Suzette Haden Elgin (born Patricia Anne Suzette Wilkins; November 18, 1936 – January 27, 2015) was an American researcher in experimental linguistics, construction and evolution of languages and poetry and science fiction writer. She founded the Science Fiction Poetry Association and is considered an important figure in the field of science-fiction constructed languages. Her best-known non-fiction includes her Verbal Self-Defense series.

== Early life ==

Patricia Anne Suzette Wilkins was born in 1936 in Jefferson City, Missouri.

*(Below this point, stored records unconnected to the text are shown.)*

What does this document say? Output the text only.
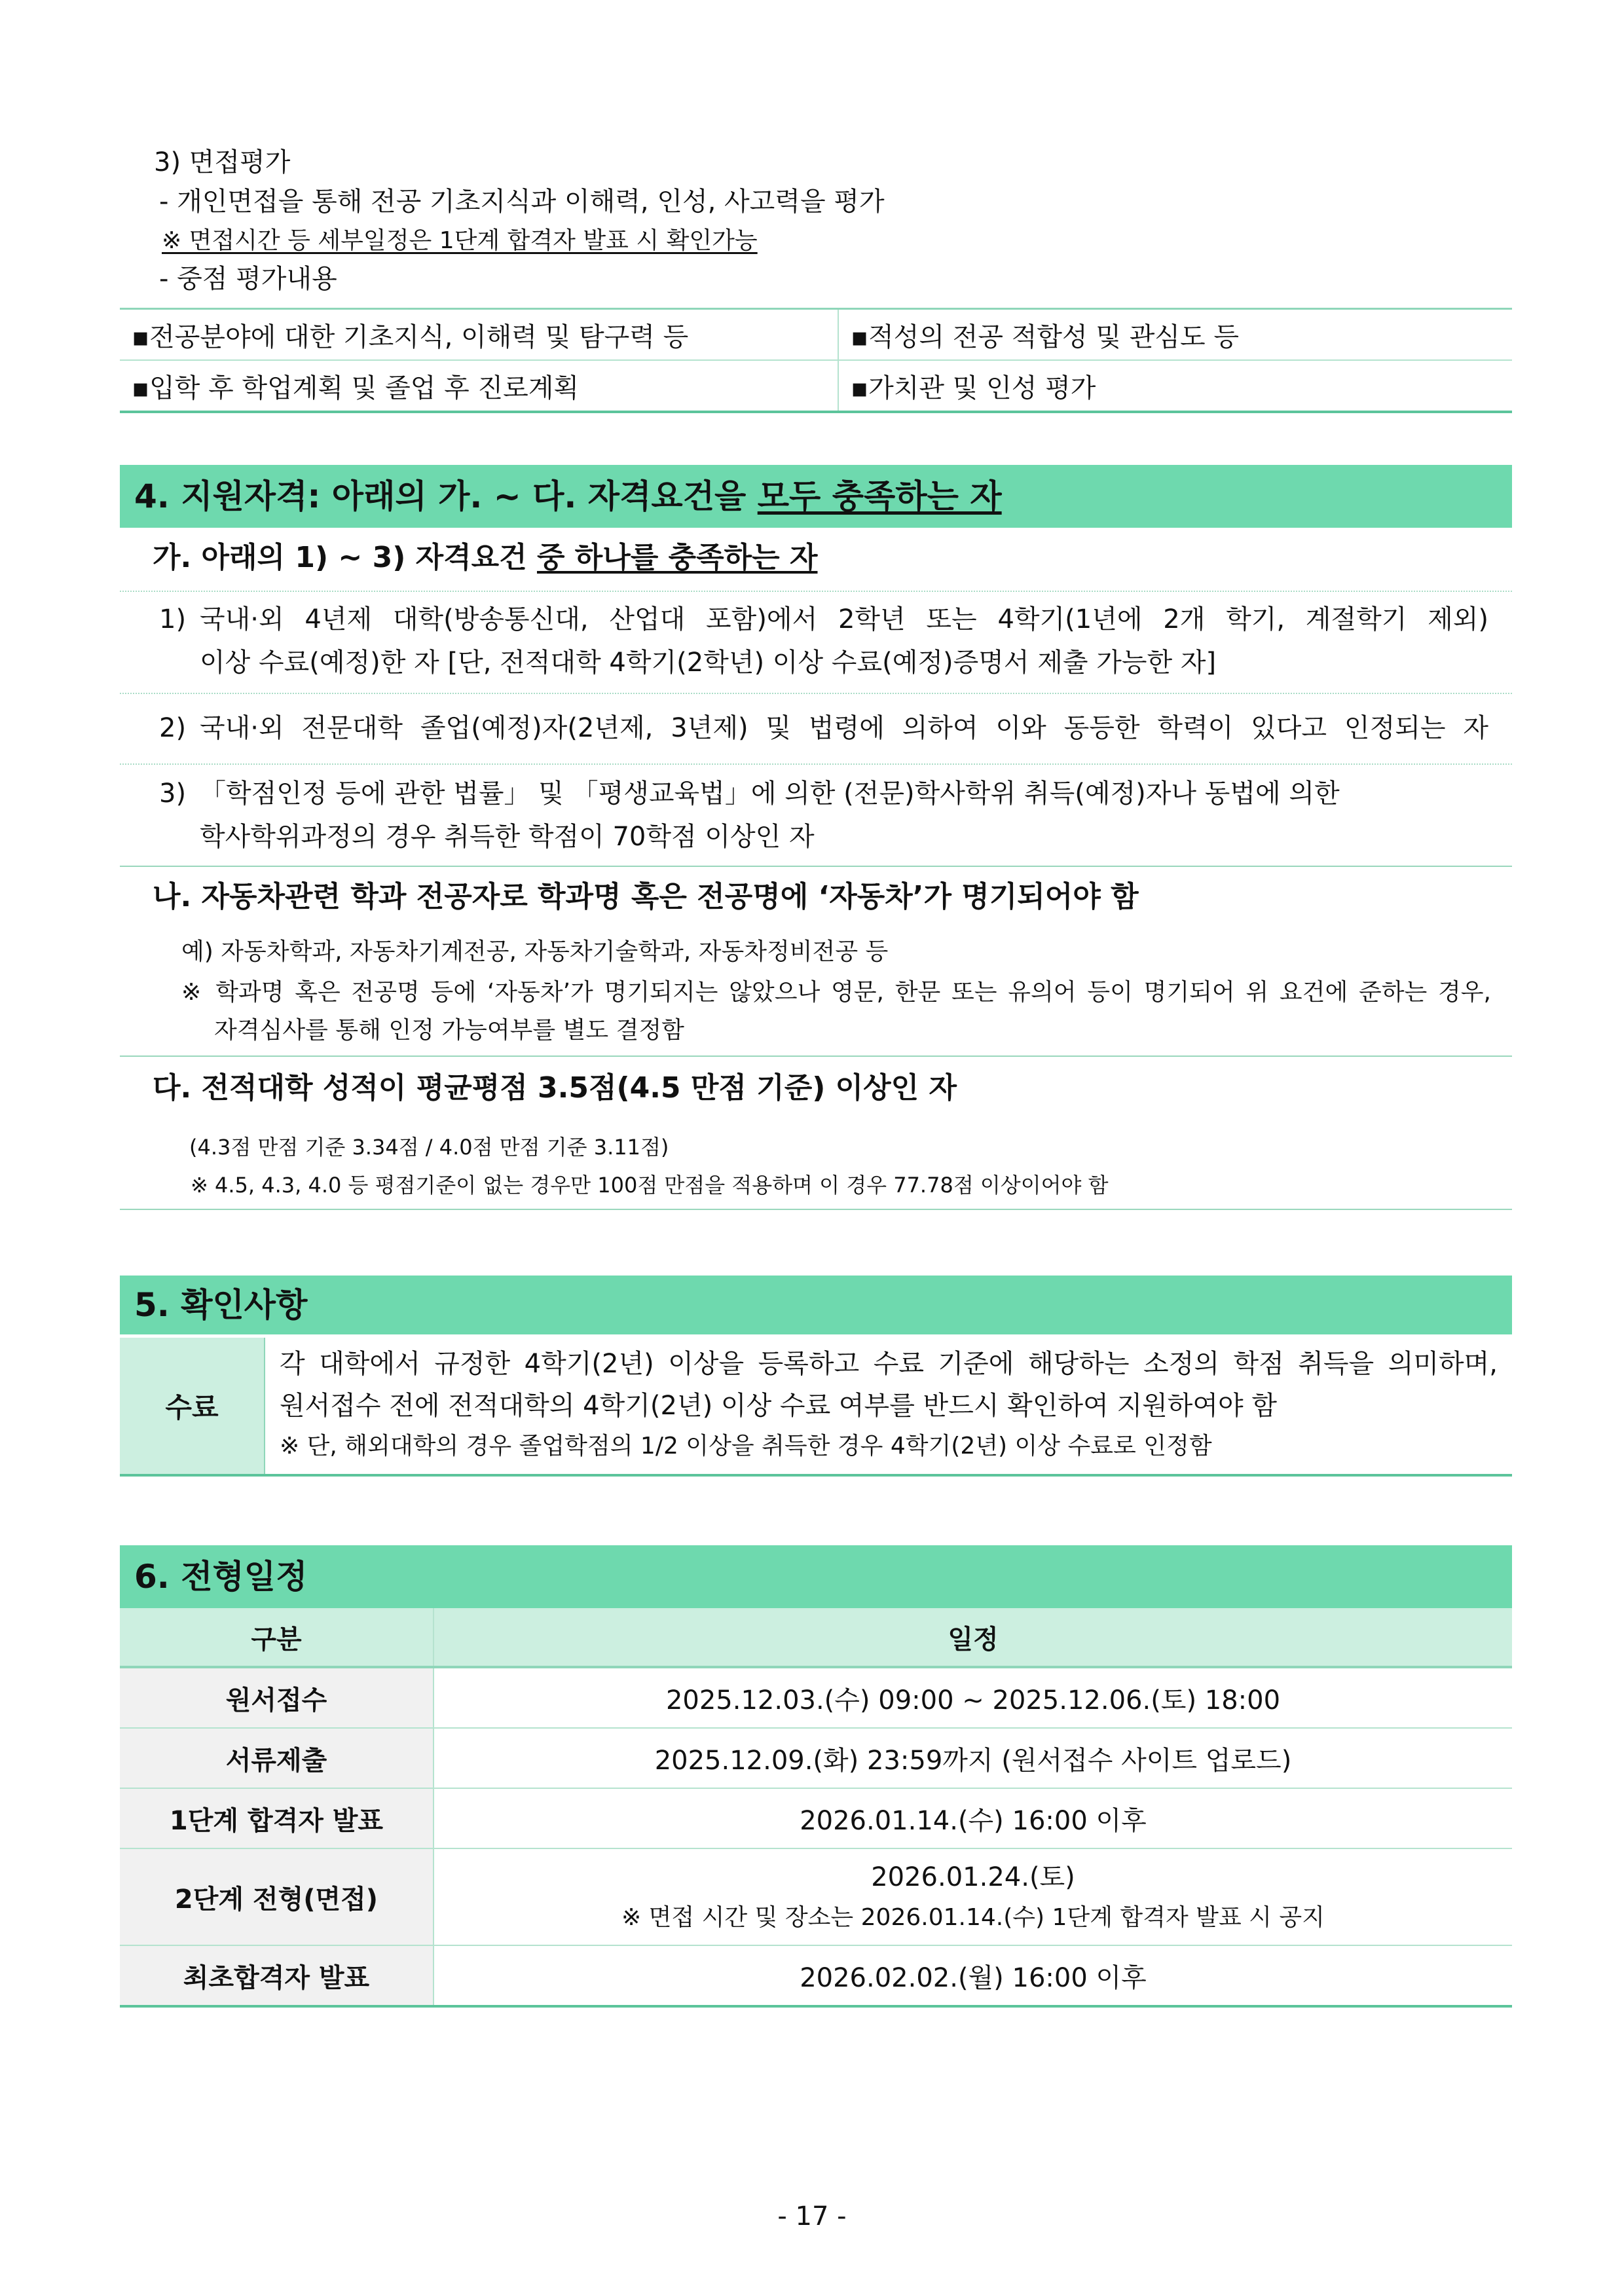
3) 면접평가
- 개인면접을 통해 전공 기초지식과 이해력, 인성, 사고력을 평가
※ 면접시간 등 세부일정은 1단계 합격자 발표 시 확인가능
- 중점 평가내용
▪전공분야에 대한 기초지식, 이해력 및 탐구력 등	▪적성의 전공 적합성 및 관심도 등
▪입학 후 학업계획 및 졸업 후 진로계획	▪가치관 및 인성 평가
4. 지원자격: 아래의 가. ~ 다. 자격요건을 모두 충족하는 자
가. 아래의 1) ~ 3) 자격요건 중 하나를 충족하는 자
1) 국내·외 4년제 대학(방송통신대, 산업대 포함)에서 2학년 또는 4학기(1년에 2개 학기, 계절학기 제외)
이상 수료(예정)한 자 [단, 전적대학 4학기(2학년) 이상 수료(예정)증명서 제출 가능한 자]
2) 국내·외 전문대학 졸업(예정)자(2년제, 3년제) 및 법령에 의하여 이와 동등한 학력이 있다고 인정되는 자
3) 「학점인정 등에 관한 법률」 및 「평생교육법」에 의한 (전문)학사학위 취득(예정)자나 동법에 의한
학사학위과정의 경우 취득한 학점이 70학점 이상인 자
나. 자동차관련 학과 전공자로 학과명 혹은 전공명에 ‘자동차’가 명기되어야 함
예) 자동차학과, 자동차기계전공, 자동차기술학과, 자동차정비전공 등
※ 학과명 혹은 전공명 등에 ‘자동차’가 명기되지는 않았으나 영문, 한문 또는 유의어 등이 명기되어 위 요건에 준하는 경우,
자격심사를 통해 인정 가능여부를 별도 결정함
다. 전적대학 성적이 평균평점 3.5점(4.5 만점 기준) 이상인 자
(4.3점 만점 기준 3.34점 / 4.0점 만점 기준 3.11점)
※ 4.5, 4.3, 4.0 등 평점기준이 없는 경우만 100점 만점을 적용하며 이 경우 77.78점 이상이어야 함
5. 확인사항
수료	
각 대학에서 규정한 4학기(2년) 이상을 등록하고 수료 기준에 해당하는 소정의 학점 취득을 의미하며,
원서접수 전에 전적대학의 4학기(2년) 이상 수료 여부를 반드시 확인하여 지원하여야 함
※ 단, 해외대학의 경우 졸업학점의 1/2 이상을 취득한 경우 4학기(2년) 이상 수료로 인정함
6. 전형일정
구분	일정
원서접수	2025.12.03.(수) 09:00 ~ 2025.12.06.(토) 18:00
서류제출	2025.12.09.(화) 23:59까지 (원서접수 사이트 업로드)
1단계 합격자 발표	2026.01.14.(수) 16:00 이후
2단계 전형(면접)	2026.01.24.(토)
※ 면접 시간 및 장소는 2026.01.14.(수) 1단계 합격자 발표 시 공지

최초합격자 발표	2026.02.02.(월) 16:00 이후
- 17 -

== Linguistics, teaching and writing ==

She attended the University of California, San Diego (UCSD) in the 1960s, and began writing science fiction in order to pay tuition. She gained a PhD in linguistics, and was the first UCSD student ever to write two dissertations (on English and Navajo).

She created the engineered language Láadan for her Native Tongue science fiction series. A grammar and dictionary was published in 1985. She supported feminist science fiction, saying "women need to realize that SF is the only genre of literature in which it's possible for a writer to explore the question of what this world would be like if you could get rid of [Y], where [Y] is filled in with any of the multitude of real world facts that constrain and oppress women. Women need to treasure and support science fiction."

In addition, she published works of shorter fiction. Overlying themes in her work include feminism, linguistics and the impact of proper language, and peaceful coexistence with nature. Many of her works also draw from her Ozark background and heritage.

== Later years and death ==

Elgin became a professor at San Diego State University (SDSU). She retired in 1980 and lived in Arkansas with her second husband, George Elgin. She died at age 78 in 2015 from undisclosed causes. She was survived by her husband until his own death in 2020. Her son Michael pre-deceased her.

== Works ==
=== Bibliography ===

Elgin wrote thirteen novels, seventeen short stories, dozens of poems and songs and three dozen non-fiction works.

=== Filmography ===
Elgin wrote the screenplay for Tales from the Darkside season 3, episode 10 "Deliver Us From Goodness".